Infinite towers in the graph of a dynamical system

Roberto De Leo, James A. Yorke

correctmedium confidence
Category
Not specified
Journal tier
Strong Field
Processed
Sep 28, 2025, 12:55 AM

Audit review

The paper defines the node–edge graph via chain-recurrence, with an edge N1 → N2 when there exists a single trajectory whose backward limit set lies in N1 and forward limit set lies in N2, and states the Tower Theorem for the logistic map: for every μ ∈ (1,4], the set of nodes is totally ordered with an edge between every pair of nodes. The authors explicitly note that the proof of this edges/tower structure is given in their companion work [14] and provide supporting discussion (e.g., the top node at 0 and edges from 0 to all other nodes) in this paper. See the explicit definition of edges and the “tower” definition, as well as the theorem statement and illustrative argument for the top node and its edges . By contrast, the candidate solution relies on classical unimodal/Hofbauer facts but assumes—without justification from those sources—the crucial new claim that the recurrent components are linearly ordered by reachability and that this yields edges between every pair of distinct nodes.
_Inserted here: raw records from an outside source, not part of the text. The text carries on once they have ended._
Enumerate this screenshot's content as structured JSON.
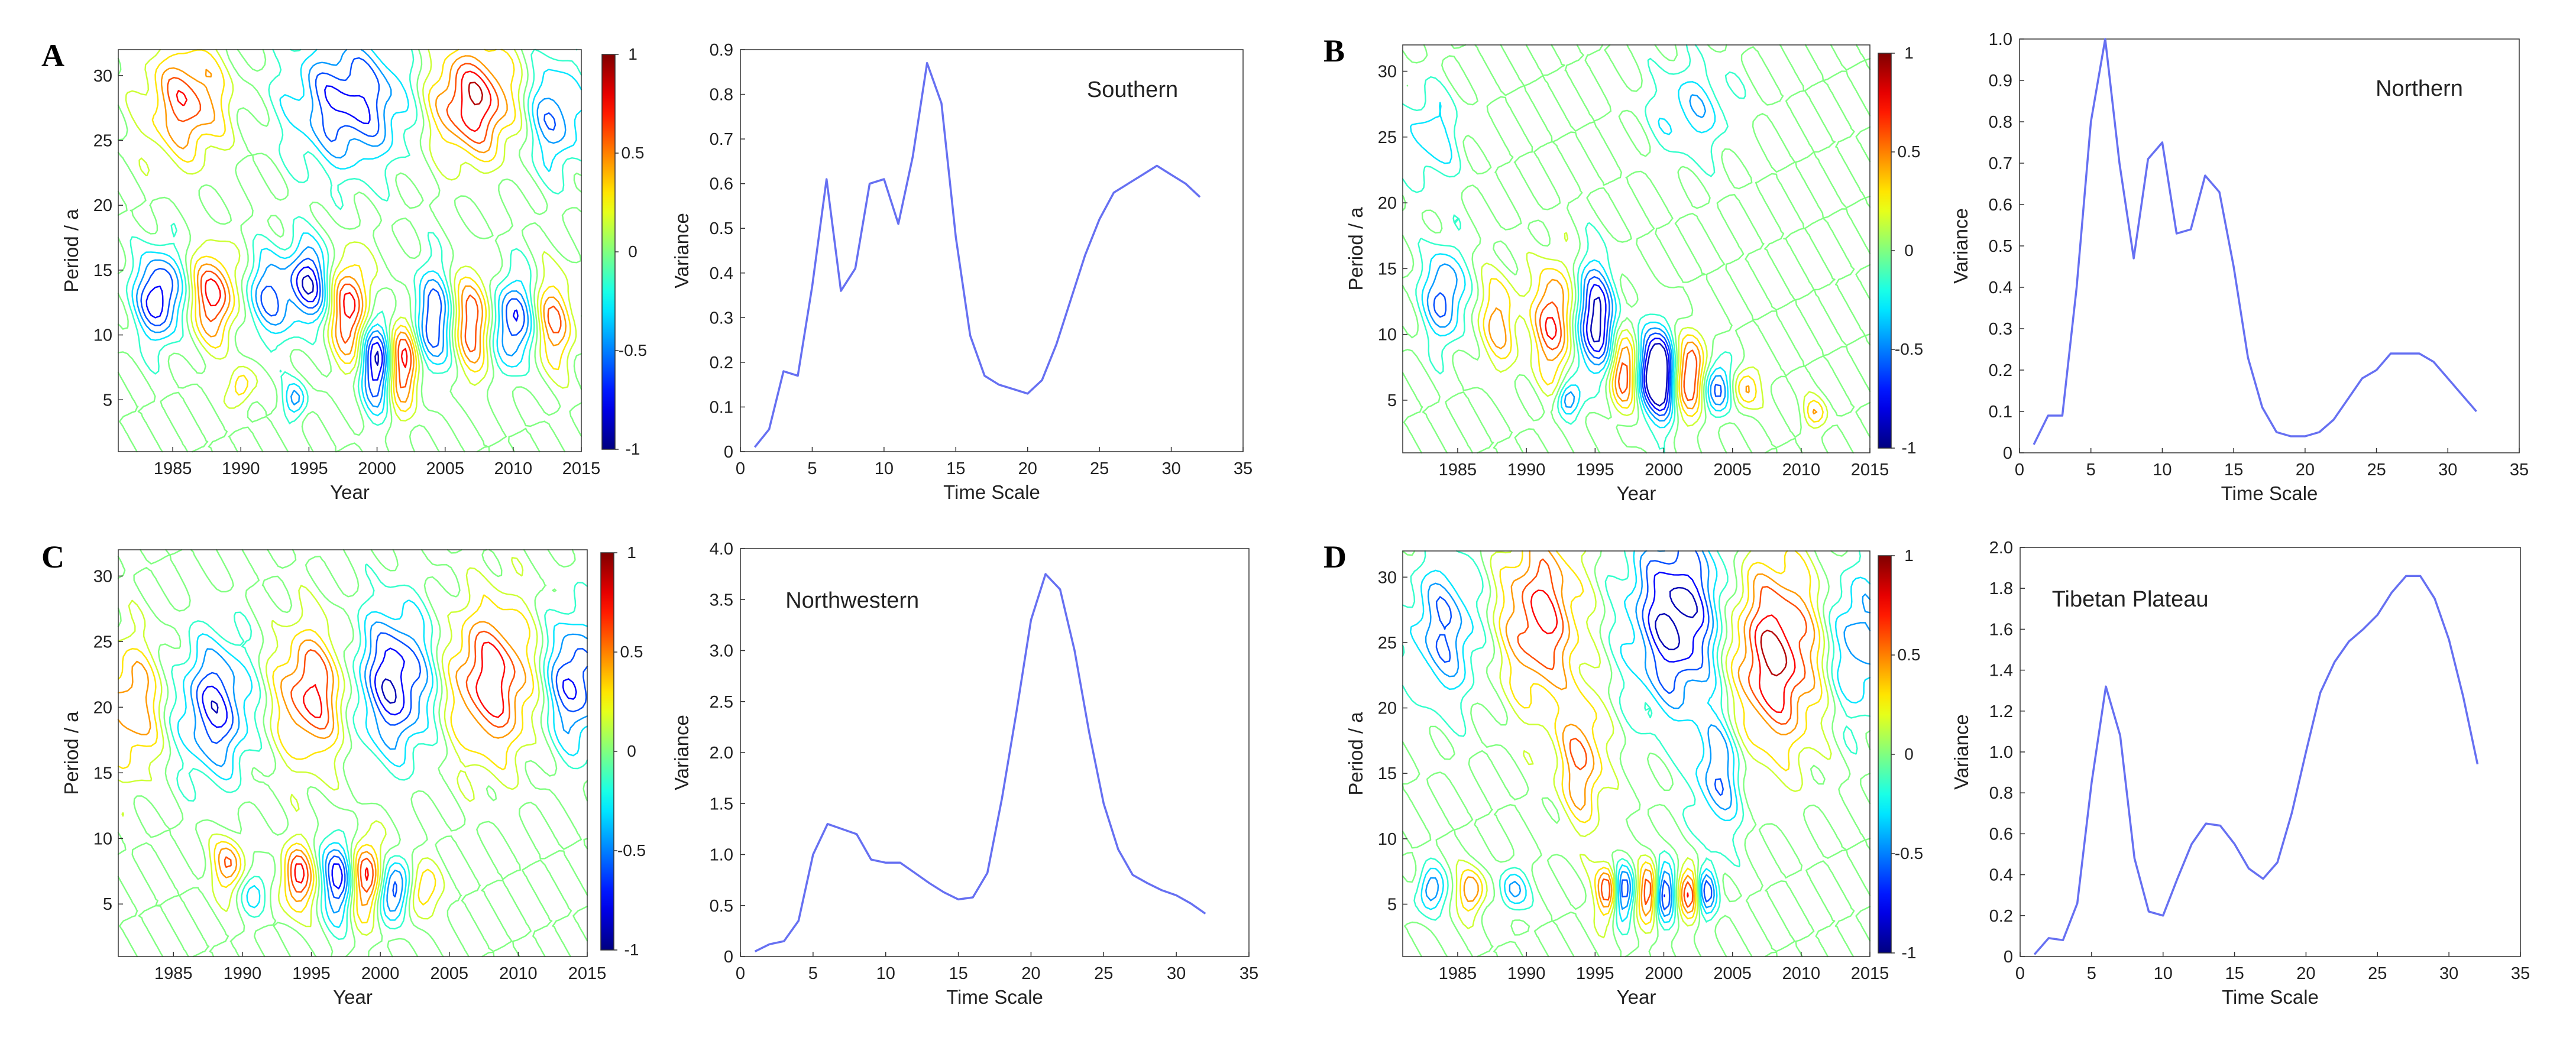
{
  "figure": {
    "panels": [
      {
        "letter": "A"
      },
      {
        "letter": "B"
      },
      {
        "letter": "C"
      },
      {
        "letter": "D"
      }
    ]
  },
  "chart_data": [
    {
      "panel": "A",
      "type": "heatmap",
      "title": "",
      "xlabel": "Year",
      "ylabel": "Period / a",
      "xlim": [
        1981,
        2015
      ],
      "ylim": [
        1,
        32
      ],
      "xticks": [
        1985,
        1990,
        1995,
        2000,
        2005,
        2010,
        2015
      ],
      "yticks": [
        5,
        10,
        15,
        20,
        25,
        30
      ],
      "colorbar": {
        "range": [
          -1,
          1
        ],
        "ticks": [
          1,
          0.5,
          0,
          -0.5,
          -1
        ],
        "tick_labels": [
          "1",
          "0.5",
          "0",
          "-0.5",
          "-1"
        ],
        "colormap": "jet"
      },
      "features": [
        {
          "x": 1984,
          "y": 13,
          "v": -0.9,
          "sx": 1.2,
          "sy": 2.4
        },
        {
          "x": 1988,
          "y": 13,
          "v": 0.8,
          "sx": 1.2,
          "sy": 2.4
        },
        {
          "x": 1992,
          "y": 13,
          "v": -0.6,
          "sx": 1.2,
          "sy": 2.4
        },
        {
          "x": 1995,
          "y": 14,
          "v": -0.85,
          "sx": 1.1,
          "sy": 2.2
        },
        {
          "x": 1998,
          "y": 12,
          "v": 0.85,
          "sx": 1.0,
          "sy": 2.8
        },
        {
          "x": 2000,
          "y": 8,
          "v": -1.0,
          "sx": 0.8,
          "sy": 2.5
        },
        {
          "x": 2002,
          "y": 8,
          "v": 0.95,
          "sx": 0.8,
          "sy": 2.5
        },
        {
          "x": 2004,
          "y": 11,
          "v": -0.8,
          "sx": 1.0,
          "sy": 2.8
        },
        {
          "x": 2007,
          "y": 11,
          "v": 0.7,
          "sx": 1.0,
          "sy": 2.8
        },
        {
          "x": 2010,
          "y": 11,
          "v": -0.8,
          "sx": 1.0,
          "sy": 2.5
        },
        {
          "x": 2013,
          "y": 11,
          "v": 0.6,
          "sx": 1.0,
          "sy": 2.5
        },
        {
          "x": 1986,
          "y": 28,
          "v": 0.7,
          "sx": 2.0,
          "sy": 3.0
        },
        {
          "x": 1998,
          "y": 28,
          "v": -0.8,
          "sx": 3.0,
          "sy": 3.5
        },
        {
          "x": 2007,
          "y": 28,
          "v": 0.9,
          "sx": 2.2,
          "sy": 3.0
        },
        {
          "x": 2013,
          "y": 27,
          "v": -0.6,
          "sx": 1.5,
          "sy": 3.0
        },
        {
          "x": 1990,
          "y": 6,
          "v": 0.5,
          "sx": 0.6,
          "sy": 1.0
        },
        {
          "x": 1994,
          "y": 5,
          "v": -0.5,
          "sx": 0.6,
          "sy": 1.0
        }
      ]
    },
    {
      "panel": "A",
      "type": "line",
      "title": "Southern",
      "xlabel": "Time Scale",
      "ylabel": "Variance",
      "xlim": [
        0,
        35
      ],
      "ylim": [
        0,
        0.9
      ],
      "xticks": [
        0,
        5,
        10,
        15,
        20,
        25,
        30,
        35
      ],
      "yticks": [
        0,
        0.1,
        0.2,
        0.3,
        0.4,
        0.5,
        0.6,
        0.7,
        0.8,
        0.9
      ],
      "ytick_labels": [
        "0",
        "0.1",
        "0.2",
        "0.3",
        "0.4",
        "0.5",
        "0.6",
        "0.7",
        "0.8",
        "0.9"
      ],
      "x": [
        1,
        2,
        3,
        4,
        5,
        6,
        7,
        8,
        9,
        10,
        11,
        12,
        13,
        14,
        15,
        16,
        17,
        18,
        19,
        20,
        21,
        22,
        23,
        24,
        25,
        26,
        27,
        28,
        29,
        30,
        31,
        32
      ],
      "values": [
        0.01,
        0.05,
        0.18,
        0.17,
        0.37,
        0.61,
        0.36,
        0.41,
        0.6,
        0.61,
        0.51,
        0.66,
        0.87,
        0.78,
        0.48,
        0.26,
        0.17,
        0.15,
        0.14,
        0.13,
        0.16,
        0.24,
        0.34,
        0.44,
        0.52,
        0.58,
        0.6,
        0.62,
        0.64,
        0.62,
        0.6,
        0.57
      ]
    },
    {
      "panel": "B",
      "type": "heatmap",
      "title": "",
      "xlabel": "Year",
      "ylabel": "Period / a",
      "xlim": [
        1981,
        2015
      ],
      "ylim": [
        1,
        32
      ],
      "xticks": [
        1985,
        1990,
        1995,
        2000,
        2005,
        2010,
        2015
      ],
      "yticks": [
        5,
        10,
        15,
        20,
        25,
        30
      ],
      "colorbar": {
        "range": [
          -1,
          1
        ],
        "ticks": [
          1,
          0.5,
          0,
          -0.5,
          -1
        ],
        "tick_labels": [
          "1",
          "0.5",
          "0",
          "-0.5",
          "-1"
        ],
        "colormap": "jet"
      },
      "features": [
        {
          "x": 1984,
          "y": 13,
          "v": -0.7,
          "sx": 1.0,
          "sy": 2.5
        },
        {
          "x": 1988,
          "y": 11,
          "v": 0.5,
          "sx": 1.0,
          "sy": 2.5
        },
        {
          "x": 1992,
          "y": 11,
          "v": 0.8,
          "sx": 1.0,
          "sy": 3.0
        },
        {
          "x": 1995,
          "y": 11,
          "v": -1.0,
          "sx": 1.0,
          "sy": 3.0
        },
        {
          "x": 1997,
          "y": 7,
          "v": 0.8,
          "sx": 0.7,
          "sy": 2.0
        },
        {
          "x": 1999,
          "y": 7,
          "v": -0.9,
          "sx": 0.7,
          "sy": 2.2
        },
        {
          "x": 2000,
          "y": 7,
          "v": -0.9,
          "sx": 0.6,
          "sy": 2.5
        },
        {
          "x": 2002,
          "y": 7,
          "v": 0.85,
          "sx": 0.7,
          "sy": 2.2
        },
        {
          "x": 2004,
          "y": 6,
          "v": -0.7,
          "sx": 0.7,
          "sy": 1.5
        },
        {
          "x": 2006,
          "y": 6,
          "v": 0.5,
          "sx": 0.7,
          "sy": 1.2
        },
        {
          "x": 1983,
          "y": 25,
          "v": -0.4,
          "sx": 1.5,
          "sy": 2.5
        },
        {
          "x": 2002,
          "y": 27,
          "v": -0.4,
          "sx": 2.0,
          "sy": 2.5
        },
        {
          "x": 1993,
          "y": 5,
          "v": -0.6,
          "sx": 0.6,
          "sy": 0.9
        },
        {
          "x": 2011,
          "y": 4,
          "v": 0.4,
          "sx": 0.6,
          "sy": 0.8
        }
      ]
    },
    {
      "panel": "B",
      "type": "line",
      "title": "Northern",
      "xlabel": "Time Scale",
      "ylabel": "Variance",
      "xlim": [
        0,
        35
      ],
      "ylim": [
        0,
        1.0
      ],
      "xticks": [
        0,
        5,
        10,
        15,
        20,
        25,
        30,
        35
      ],
      "yticks": [
        0,
        0.1,
        0.2,
        0.3,
        0.4,
        0.5,
        0.6,
        0.7,
        0.8,
        0.9,
        1.0
      ],
      "ytick_labels": [
        "0",
        "0.1",
        "0.2",
        "0.3",
        "0.4",
        "0.5",
        "0.6",
        "0.7",
        "0.8",
        "0.9",
        "1.0"
      ],
      "x": [
        1,
        2,
        3,
        4,
        5,
        6,
        7,
        8,
        9,
        10,
        11,
        12,
        13,
        14,
        15,
        16,
        17,
        18,
        19,
        20,
        21,
        22,
        23,
        24,
        25,
        26,
        27,
        28,
        29,
        30,
        31,
        32
      ],
      "values": [
        0.02,
        0.09,
        0.09,
        0.4,
        0.8,
        1.0,
        0.7,
        0.47,
        0.71,
        0.75,
        0.53,
        0.54,
        0.67,
        0.63,
        0.45,
        0.23,
        0.11,
        0.05,
        0.04,
        0.04,
        0.05,
        0.08,
        0.13,
        0.18,
        0.2,
        0.24,
        0.24,
        0.24,
        0.22,
        0.18,
        0.14,
        0.1
      ]
    },
    {
      "panel": "C",
      "type": "heatmap",
      "title": "",
      "xlabel": "Year",
      "ylabel": "Period / a",
      "xlim": [
        1981,
        2015
      ],
      "ylim": [
        1,
        32
      ],
      "xticks": [
        1985,
        1990,
        1995,
        2000,
        2005,
        2010,
        2015
      ],
      "yticks": [
        5,
        10,
        15,
        20,
        25,
        30
      ],
      "colorbar": {
        "range": [
          -1,
          1
        ],
        "ticks": [
          1,
          0.5,
          0,
          -0.5,
          -1
        ],
        "tick_labels": [
          "1",
          "0.5",
          "0",
          "-0.5",
          "-1"
        ],
        "colormap": "jet"
      },
      "features": [
        {
          "x": 1982,
          "y": 20,
          "v": 0.6,
          "sx": 1.5,
          "sy": 3.5
        },
        {
          "x": 1988,
          "y": 20,
          "v": -0.8,
          "sx": 1.8,
          "sy": 3.5
        },
        {
          "x": 1995,
          "y": 21,
          "v": 0.8,
          "sx": 1.8,
          "sy": 3.5
        },
        {
          "x": 2001,
          "y": 22,
          "v": -0.9,
          "sx": 2.0,
          "sy": 3.8
        },
        {
          "x": 2008,
          "y": 22,
          "v": 0.85,
          "sx": 2.2,
          "sy": 4.0
        },
        {
          "x": 2014,
          "y": 22,
          "v": -0.8,
          "sx": 1.5,
          "sy": 3.5
        },
        {
          "x": 1994,
          "y": 7,
          "v": 0.8,
          "sx": 0.8,
          "sy": 1.8
        },
        {
          "x": 1997,
          "y": 7,
          "v": -0.85,
          "sx": 0.8,
          "sy": 2.2
        },
        {
          "x": 1999,
          "y": 7,
          "v": 0.85,
          "sx": 0.8,
          "sy": 2.2
        },
        {
          "x": 2001,
          "y": 6,
          "v": -0.8,
          "sx": 0.8,
          "sy": 1.6
        },
        {
          "x": 2003,
          "y": 6,
          "v": 0.5,
          "sx": 0.8,
          "sy": 1.4
        },
        {
          "x": 1989,
          "y": 8,
          "v": 0.6,
          "sx": 0.8,
          "sy": 1.5
        },
        {
          "x": 1991,
          "y": 6,
          "v": -0.4,
          "sx": 0.7,
          "sy": 1.2
        }
      ]
    },
    {
      "panel": "C",
      "type": "line",
      "title": "Northwestern",
      "xlabel": "Time Scale",
      "ylabel": "Variance",
      "xlim": [
        0,
        35
      ],
      "ylim": [
        0,
        4.0
      ],
      "xticks": [
        0,
        5,
        10,
        15,
        20,
        25,
        30,
        35
      ],
      "yticks": [
        0,
        0.5,
        1.0,
        1.5,
        2.0,
        2.5,
        3.0,
        3.5,
        4.0
      ],
      "ytick_labels": [
        "0",
        "0.5",
        "1.0",
        "1.5",
        "2.0",
        "2.5",
        "3.0",
        "3.5",
        "4.0"
      ],
      "x": [
        1,
        2,
        3,
        4,
        5,
        6,
        7,
        8,
        9,
        10,
        11,
        12,
        13,
        14,
        15,
        16,
        17,
        18,
        19,
        20,
        21,
        22,
        23,
        24,
        25,
        26,
        27,
        28,
        29,
        30,
        31,
        32
      ],
      "values": [
        0.05,
        0.12,
        0.15,
        0.35,
        1.0,
        1.3,
        1.25,
        1.2,
        0.95,
        0.92,
        0.92,
        0.82,
        0.72,
        0.63,
        0.56,
        0.58,
        0.82,
        1.55,
        2.4,
        3.3,
        3.75,
        3.6,
        3.0,
        2.2,
        1.5,
        1.05,
        0.8,
        0.72,
        0.65,
        0.6,
        0.52,
        0.42
      ]
    },
    {
      "panel": "D",
      "type": "heatmap",
      "title": "",
      "xlabel": "Year",
      "ylabel": "Period / a",
      "xlim": [
        1981,
        2015
      ],
      "ylim": [
        1,
        32
      ],
      "xticks": [
        1985,
        1990,
        1995,
        2000,
        2005,
        2010,
        2015
      ],
      "yticks": [
        5,
        10,
        15,
        20,
        25,
        30
      ],
      "colorbar": {
        "range": [
          -1,
          1
        ],
        "ticks": [
          1,
          0.5,
          0,
          -0.5,
          -1
        ],
        "tick_labels": [
          "1",
          "0.5",
          "0",
          "-0.5",
          "-1"
        ],
        "colormap": "jet"
      },
      "features": [
        {
          "x": 1984,
          "y": 26,
          "v": -0.6,
          "sx": 1.8,
          "sy": 4.0
        },
        {
          "x": 1991,
          "y": 27,
          "v": 0.8,
          "sx": 2.0,
          "sy": 4.5
        },
        {
          "x": 2001,
          "y": 27,
          "v": -1.0,
          "sx": 2.4,
          "sy": 5.0
        },
        {
          "x": 2008,
          "y": 24,
          "v": 0.95,
          "sx": 2.4,
          "sy": 5.0
        },
        {
          "x": 2014,
          "y": 25,
          "v": -0.6,
          "sx": 1.5,
          "sy": 4.0
        },
        {
          "x": 1994,
          "y": 16,
          "v": 0.6,
          "sx": 1.2,
          "sy": 3.5
        },
        {
          "x": 2004,
          "y": 15,
          "v": -0.6,
          "sx": 1.2,
          "sy": 3.5
        },
        {
          "x": 1996,
          "y": 6,
          "v": 0.9,
          "sx": 0.6,
          "sy": 1.5
        },
        {
          "x": 1997,
          "y": 6,
          "v": -0.9,
          "sx": 0.6,
          "sy": 1.5
        },
        {
          "x": 1999,
          "y": 6,
          "v": 0.95,
          "sx": 0.6,
          "sy": 1.6
        },
        {
          "x": 2000,
          "y": 6,
          "v": -0.95,
          "sx": 0.6,
          "sy": 1.6
        },
        {
          "x": 2002,
          "y": 6,
          "v": 0.9,
          "sx": 0.6,
          "sy": 1.5
        },
        {
          "x": 2003,
          "y": 6,
          "v": -0.8,
          "sx": 0.6,
          "sy": 1.4
        },
        {
          "x": 1983,
          "y": 6,
          "v": -0.6,
          "sx": 0.7,
          "sy": 1.2
        },
        {
          "x": 1986,
          "y": 6,
          "v": 0.6,
          "sx": 0.7,
          "sy": 1.2
        },
        {
          "x": 1989,
          "y": 6,
          "v": -0.5,
          "sx": 0.7,
          "sy": 1.2
        }
      ]
    },
    {
      "panel": "D",
      "type": "line",
      "title": "Tibetan Plateau",
      "xlabel": "Time Scale",
      "ylabel": "Variance",
      "xlim": [
        0,
        35
      ],
      "ylim": [
        0,
        2.0
      ],
      "xticks": [
        0,
        5,
        10,
        15,
        20,
        25,
        30,
        35
      ],
      "yticks": [
        0,
        0.2,
        0.4,
        0.6,
        0.8,
        1.0,
        1.2,
        1.4,
        1.6,
        1.8,
        2.0
      ],
      "ytick_labels": [
        "0",
        "0.2",
        "0.4",
        "0.6",
        "0.8",
        "1.0",
        "1.2",
        "1.4",
        "1.6",
        "1.8",
        "2.0"
      ],
      "x": [
        1,
        2,
        3,
        4,
        5,
        6,
        7,
        8,
        9,
        10,
        11,
        12,
        13,
        14,
        15,
        16,
        17,
        18,
        19,
        20,
        21,
        22,
        23,
        24,
        25,
        26,
        27,
        28,
        29,
        30,
        31,
        32
      ],
      "values": [
        0.01,
        0.09,
        0.08,
        0.26,
        0.85,
        1.32,
        1.08,
        0.48,
        0.22,
        0.2,
        0.38,
        0.55,
        0.65,
        0.64,
        0.55,
        0.43,
        0.38,
        0.46,
        0.7,
        1.0,
        1.29,
        1.44,
        1.54,
        1.6,
        1.67,
        1.78,
        1.86,
        1.86,
        1.75,
        1.55,
        1.27,
        0.94
      ]
    }
  ]
}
That linear-order/edge property is precisely what the authors claim to have proved in their cited work and is not a standard consequence of the cited classical references. Hence the model’s proof has a critical gap, while the paper’s claim is appropriately supported by citation and consistent with its own definitions.

Referee report (LaTeX)

\textbf{Recommendation:} minor revisions

\textbf{Journal Tier:} strong field

\textbf{Justification:}

This is a clear, well-motivated exposition that frames the logistic map and the Lorenz system through the unifying concept of node graphs and towers. The Tower Theorem for the logistic map is stated with appropriate citation to a companion work containing the proof. The definitions (nodes, edges) are explicit and the figures compelling. Minor edits could make the paper more self-contained by briefly summarizing the mechanism behind the ordering that yields edges between all nodes, and by tightening terminology around trajectories vs. pseudo-orbits/controls.